It's no secret that 2023 has been a brutal year for renewable energy stocks, especially the once-red-hot solar energy industry. The Invesco Solar ETF (TAN -4.18%) rose 233.6% in 2020 while most of the stock market was floundering. After a follow-up jolt from the Inflation Reduction Act in 2022, it's been all downhill for solar stocks in 2023.
The multi-decade growth prospects of the solar industry are undeniable. The question for some investors isn't whether to invest in the industry, but rather which part of the industry holds the most promise.
Let's look at how the Invesco Solar ETF, down over 25% year-to-date and pretty much flat over the last three years, stacks up against two of the most popular solar stocks -- Enphase Energy (ENPH -5.99%) and SolarEdge Technologies (SEDG -10.75%).
A lesson in margin compression
When a new idea with limited competition hits the ground running, it typically enjoys high margins and pricing power. But over time, competition seeps in, and margins compress. At least in most cases.
Some companies, like Apple (AAPL 0.16%), have impeccable brand equity and vertical integration that protects their high margins despite droves of competition. That isn't usually the case in industries that are providing a commodity, like electricity.
Solar panel manufacturers have undergone a global price war, which has hurt the industry but benefited project operators thanks to lower panel costs. However, higher interest rates reduce the return on investment for utility-scale solar projects, and also dissuade residential buyers from installing rooftop solar by extending the time it takes to recoup the installation's initial investment.

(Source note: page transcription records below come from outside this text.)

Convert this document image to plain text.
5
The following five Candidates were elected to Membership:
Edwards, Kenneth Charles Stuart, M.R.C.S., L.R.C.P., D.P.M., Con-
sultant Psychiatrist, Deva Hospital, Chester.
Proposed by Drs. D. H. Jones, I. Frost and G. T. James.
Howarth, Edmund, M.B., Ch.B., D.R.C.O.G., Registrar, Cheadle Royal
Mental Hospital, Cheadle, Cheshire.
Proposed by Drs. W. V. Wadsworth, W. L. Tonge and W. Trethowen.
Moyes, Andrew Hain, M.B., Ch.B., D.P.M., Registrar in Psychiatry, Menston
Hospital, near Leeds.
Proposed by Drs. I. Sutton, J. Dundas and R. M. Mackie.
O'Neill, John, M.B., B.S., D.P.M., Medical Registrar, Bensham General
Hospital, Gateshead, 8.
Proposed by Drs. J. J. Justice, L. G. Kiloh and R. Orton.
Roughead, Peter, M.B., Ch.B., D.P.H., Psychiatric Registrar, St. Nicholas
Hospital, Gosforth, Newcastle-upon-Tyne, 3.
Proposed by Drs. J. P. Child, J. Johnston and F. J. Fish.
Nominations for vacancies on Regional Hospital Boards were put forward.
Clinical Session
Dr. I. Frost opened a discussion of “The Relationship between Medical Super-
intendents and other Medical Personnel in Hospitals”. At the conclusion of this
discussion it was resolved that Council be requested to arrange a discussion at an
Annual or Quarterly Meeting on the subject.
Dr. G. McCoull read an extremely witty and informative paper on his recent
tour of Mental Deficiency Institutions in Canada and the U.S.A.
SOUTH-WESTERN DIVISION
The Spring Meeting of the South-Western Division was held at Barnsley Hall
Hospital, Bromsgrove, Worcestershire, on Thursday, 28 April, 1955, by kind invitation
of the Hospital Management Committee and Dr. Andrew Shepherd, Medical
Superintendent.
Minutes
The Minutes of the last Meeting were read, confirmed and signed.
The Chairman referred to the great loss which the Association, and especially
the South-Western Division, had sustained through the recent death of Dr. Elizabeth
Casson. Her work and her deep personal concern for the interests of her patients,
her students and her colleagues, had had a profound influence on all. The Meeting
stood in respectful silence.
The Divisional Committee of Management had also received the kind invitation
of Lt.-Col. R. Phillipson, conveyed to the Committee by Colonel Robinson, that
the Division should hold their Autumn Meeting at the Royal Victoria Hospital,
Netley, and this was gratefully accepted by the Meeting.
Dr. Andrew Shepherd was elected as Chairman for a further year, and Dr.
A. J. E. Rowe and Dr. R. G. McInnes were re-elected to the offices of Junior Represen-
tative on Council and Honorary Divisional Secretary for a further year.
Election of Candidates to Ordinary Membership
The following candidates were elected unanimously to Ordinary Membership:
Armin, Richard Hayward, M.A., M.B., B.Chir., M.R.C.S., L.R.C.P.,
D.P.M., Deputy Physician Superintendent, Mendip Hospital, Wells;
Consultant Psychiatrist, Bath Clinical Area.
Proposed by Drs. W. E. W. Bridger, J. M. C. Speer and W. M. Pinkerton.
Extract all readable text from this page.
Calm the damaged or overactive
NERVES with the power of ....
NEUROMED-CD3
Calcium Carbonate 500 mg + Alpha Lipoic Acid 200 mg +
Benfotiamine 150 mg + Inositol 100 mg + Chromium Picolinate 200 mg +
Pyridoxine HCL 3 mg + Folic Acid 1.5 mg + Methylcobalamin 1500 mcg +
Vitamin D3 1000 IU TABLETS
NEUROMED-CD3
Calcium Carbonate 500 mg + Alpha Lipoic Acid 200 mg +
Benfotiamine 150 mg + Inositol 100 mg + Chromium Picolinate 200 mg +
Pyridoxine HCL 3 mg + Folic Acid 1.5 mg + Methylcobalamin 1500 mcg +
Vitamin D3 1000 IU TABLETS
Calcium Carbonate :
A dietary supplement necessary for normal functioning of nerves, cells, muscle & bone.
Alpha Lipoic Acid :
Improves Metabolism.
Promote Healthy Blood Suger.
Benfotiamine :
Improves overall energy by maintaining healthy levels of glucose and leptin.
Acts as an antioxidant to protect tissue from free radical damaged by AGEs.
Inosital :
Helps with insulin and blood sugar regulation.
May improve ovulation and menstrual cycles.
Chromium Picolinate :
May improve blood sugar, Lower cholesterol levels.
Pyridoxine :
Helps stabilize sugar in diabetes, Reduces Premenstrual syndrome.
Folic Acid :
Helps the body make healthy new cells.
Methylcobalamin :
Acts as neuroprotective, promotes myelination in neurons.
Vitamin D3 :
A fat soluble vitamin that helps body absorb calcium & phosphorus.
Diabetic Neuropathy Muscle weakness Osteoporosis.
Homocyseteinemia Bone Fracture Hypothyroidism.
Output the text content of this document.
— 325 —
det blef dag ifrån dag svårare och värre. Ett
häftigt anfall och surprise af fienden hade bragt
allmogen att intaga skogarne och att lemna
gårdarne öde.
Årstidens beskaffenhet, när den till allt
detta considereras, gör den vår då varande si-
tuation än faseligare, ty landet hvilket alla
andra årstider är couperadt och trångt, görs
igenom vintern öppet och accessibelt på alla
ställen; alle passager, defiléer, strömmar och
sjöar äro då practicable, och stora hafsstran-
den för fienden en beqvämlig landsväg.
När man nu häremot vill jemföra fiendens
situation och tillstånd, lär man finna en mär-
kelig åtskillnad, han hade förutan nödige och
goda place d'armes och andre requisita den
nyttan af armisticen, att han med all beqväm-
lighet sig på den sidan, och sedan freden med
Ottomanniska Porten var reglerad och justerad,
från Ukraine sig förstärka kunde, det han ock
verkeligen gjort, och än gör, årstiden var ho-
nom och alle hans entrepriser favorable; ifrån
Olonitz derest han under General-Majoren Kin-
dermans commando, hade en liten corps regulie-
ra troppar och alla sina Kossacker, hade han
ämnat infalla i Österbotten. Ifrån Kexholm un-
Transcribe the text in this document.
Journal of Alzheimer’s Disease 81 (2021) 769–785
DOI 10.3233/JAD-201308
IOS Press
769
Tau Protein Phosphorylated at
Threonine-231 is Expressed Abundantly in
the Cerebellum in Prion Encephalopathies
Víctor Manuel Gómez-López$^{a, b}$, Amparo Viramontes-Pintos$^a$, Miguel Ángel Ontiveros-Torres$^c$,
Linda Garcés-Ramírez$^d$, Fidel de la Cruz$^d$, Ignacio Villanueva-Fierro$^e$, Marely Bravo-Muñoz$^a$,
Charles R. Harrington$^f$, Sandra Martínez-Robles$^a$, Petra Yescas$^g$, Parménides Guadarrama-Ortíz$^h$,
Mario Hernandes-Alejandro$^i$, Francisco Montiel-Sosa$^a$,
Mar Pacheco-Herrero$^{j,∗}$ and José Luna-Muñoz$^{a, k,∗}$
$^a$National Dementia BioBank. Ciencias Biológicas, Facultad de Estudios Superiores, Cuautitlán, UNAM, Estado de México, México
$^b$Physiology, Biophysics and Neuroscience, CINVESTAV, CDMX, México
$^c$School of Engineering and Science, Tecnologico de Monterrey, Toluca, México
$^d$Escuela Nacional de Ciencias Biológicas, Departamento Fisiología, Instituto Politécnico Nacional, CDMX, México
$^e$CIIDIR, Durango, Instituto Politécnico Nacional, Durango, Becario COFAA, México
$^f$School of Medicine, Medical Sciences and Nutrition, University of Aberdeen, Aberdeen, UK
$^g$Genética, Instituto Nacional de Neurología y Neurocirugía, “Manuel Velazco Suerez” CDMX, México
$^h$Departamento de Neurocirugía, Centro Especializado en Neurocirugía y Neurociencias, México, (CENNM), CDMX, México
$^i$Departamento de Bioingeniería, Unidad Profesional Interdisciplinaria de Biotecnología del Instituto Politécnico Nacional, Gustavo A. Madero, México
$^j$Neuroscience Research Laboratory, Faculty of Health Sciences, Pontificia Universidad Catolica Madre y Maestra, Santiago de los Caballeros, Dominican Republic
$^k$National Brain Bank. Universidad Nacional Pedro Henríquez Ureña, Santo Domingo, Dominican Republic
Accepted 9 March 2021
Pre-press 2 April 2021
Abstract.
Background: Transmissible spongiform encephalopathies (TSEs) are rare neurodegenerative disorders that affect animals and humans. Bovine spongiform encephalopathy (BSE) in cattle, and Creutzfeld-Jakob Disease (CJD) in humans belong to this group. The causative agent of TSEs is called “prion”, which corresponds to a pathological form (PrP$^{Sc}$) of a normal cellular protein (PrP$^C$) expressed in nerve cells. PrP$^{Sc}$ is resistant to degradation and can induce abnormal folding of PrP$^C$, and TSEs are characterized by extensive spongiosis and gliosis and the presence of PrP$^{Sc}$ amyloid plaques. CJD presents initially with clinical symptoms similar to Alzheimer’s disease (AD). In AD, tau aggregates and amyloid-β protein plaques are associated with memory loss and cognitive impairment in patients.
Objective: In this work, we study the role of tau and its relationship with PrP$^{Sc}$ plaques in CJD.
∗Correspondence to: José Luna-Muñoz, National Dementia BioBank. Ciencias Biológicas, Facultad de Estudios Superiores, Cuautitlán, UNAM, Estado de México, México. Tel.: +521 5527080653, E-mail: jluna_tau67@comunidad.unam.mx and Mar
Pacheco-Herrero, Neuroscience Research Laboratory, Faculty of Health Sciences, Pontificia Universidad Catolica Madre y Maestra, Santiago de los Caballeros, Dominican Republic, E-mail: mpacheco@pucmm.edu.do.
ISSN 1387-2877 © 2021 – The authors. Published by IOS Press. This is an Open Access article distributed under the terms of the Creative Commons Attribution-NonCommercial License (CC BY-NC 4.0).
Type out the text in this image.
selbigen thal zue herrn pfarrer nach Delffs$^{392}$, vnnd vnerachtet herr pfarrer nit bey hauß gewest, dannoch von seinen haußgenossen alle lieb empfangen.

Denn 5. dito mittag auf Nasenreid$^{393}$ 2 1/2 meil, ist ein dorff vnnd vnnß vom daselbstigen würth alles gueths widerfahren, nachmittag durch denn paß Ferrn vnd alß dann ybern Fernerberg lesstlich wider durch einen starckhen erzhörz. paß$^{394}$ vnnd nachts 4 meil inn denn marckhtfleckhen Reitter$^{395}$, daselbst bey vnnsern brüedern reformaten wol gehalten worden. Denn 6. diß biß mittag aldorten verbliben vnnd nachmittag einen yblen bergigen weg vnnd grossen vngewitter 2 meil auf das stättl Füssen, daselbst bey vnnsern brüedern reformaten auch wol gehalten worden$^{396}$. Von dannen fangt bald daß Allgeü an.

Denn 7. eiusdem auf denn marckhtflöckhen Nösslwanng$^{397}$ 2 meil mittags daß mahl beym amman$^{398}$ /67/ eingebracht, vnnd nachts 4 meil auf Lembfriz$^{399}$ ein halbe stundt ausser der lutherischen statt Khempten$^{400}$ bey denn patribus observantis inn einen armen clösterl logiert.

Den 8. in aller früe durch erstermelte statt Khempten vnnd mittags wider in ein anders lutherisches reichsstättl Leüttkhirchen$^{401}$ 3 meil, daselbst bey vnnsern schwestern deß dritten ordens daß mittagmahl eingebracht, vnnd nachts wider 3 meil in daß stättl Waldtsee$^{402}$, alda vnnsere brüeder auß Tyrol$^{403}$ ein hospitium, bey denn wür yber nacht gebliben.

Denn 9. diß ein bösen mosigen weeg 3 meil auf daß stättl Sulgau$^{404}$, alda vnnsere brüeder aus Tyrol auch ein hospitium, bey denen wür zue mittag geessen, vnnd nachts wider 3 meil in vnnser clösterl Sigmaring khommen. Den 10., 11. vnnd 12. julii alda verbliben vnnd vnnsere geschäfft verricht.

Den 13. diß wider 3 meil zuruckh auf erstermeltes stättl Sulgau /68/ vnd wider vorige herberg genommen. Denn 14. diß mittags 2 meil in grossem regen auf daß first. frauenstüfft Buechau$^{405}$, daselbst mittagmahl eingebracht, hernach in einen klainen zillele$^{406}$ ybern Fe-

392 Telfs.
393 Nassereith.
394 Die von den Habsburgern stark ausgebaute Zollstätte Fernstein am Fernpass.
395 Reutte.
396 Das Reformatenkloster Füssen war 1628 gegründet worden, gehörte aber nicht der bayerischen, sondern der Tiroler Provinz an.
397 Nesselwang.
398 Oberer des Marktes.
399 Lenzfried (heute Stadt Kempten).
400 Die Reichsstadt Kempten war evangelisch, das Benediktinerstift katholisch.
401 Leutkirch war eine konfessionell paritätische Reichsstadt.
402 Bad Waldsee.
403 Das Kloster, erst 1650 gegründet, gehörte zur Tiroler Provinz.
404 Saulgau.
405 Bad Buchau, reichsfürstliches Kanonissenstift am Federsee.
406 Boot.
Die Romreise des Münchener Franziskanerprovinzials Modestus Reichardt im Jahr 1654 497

Today, it's not just the panel manufacturers that are under pressure. The whole industry is feeling the heat as growth slows. Another factor at stake is the stability and security of oil and gas, two traits that are top of mind given geopolitical disruptions. Energy-dependent countries may turn to a proven solution like oil and gas instead of intermittent energy resources. And since oil and gas prices are relatively high, many companies in that industry can fund growth with cash flow instead of debt, giving them yet another leg up on renewable energy companies.
In sum, the energy transition is having a tough time stacking up against the near-term advantages of oil and gas.
How to approach a solar investment
The Invesco Solar ETF is an excellent starting point for investors interested in the solar industry. It features a nice blend of renewable energy equipment and information technology companies like Enphase and SolarEdge. Over 37% of the fund is in utilities and industrial companies as well. Most importantly, over 45% of the fund is allocated toward companies outside of the United States, so international exposure to countries like China, Germany, and Spain are real factors to consider here.
Enphase and SolarEdge are the largest and third-largest holdings in the fund, respectively, making up just shy of 20% of the total fund's holdings. For some investors, it may make the most sense to simply go with Enphase and SolarEdge instead of a more diversified approach.
Both companies have seen sizable sell-offs despite the fundamentals holding up nicely. The biggest issue is slowing revenue growth. But besides that, margins have held up in what has been a very challenging time for the solar inverter and power optimizer market, especially in Europe.
In the above chart, you can see that revenue and earnings growth have stalled but are still strong, while gross margins remain above 30% for both companies.
Premium stocks for a below-premium price
Enphase and SolarEdge are excellent values for investors who believe the companies can sustain their high margins and growth over time. And even if you think the growth rates will slow and the margin advantages may give ground, which they very well could, both stocks are not nearly as expensive as they used to be.
Enphase trades at just a 23.4 forward price to earnings ratio, while SolarEdge clocks in at just 14.7. These valuations are reasonable for the bear cases that argue that both companies will slow down. But in the event that growth does return and margins hold up better than many expect, these valuations will start to look very cheap.
A sell-off worth taking advantage of
The Invesco Solar ETF has a lot to offer and remains an excellent starting point for investors looking to dip their toes into the beaten-down international solar industry. But simply buying a 50/50 split of Enphase and SolarEdge may be an even better play.
Both companies have strong fundamentals and haven't succumbed to price wars, competition, and margin compression thus far. And to top it all off, the stocks have been crushed and are not as expensive as they once were.
The situation is likely to get worse before it gets better. But if you're willing to be patient, now seems like a great time to take a closer look at Enphase and SolarEdge.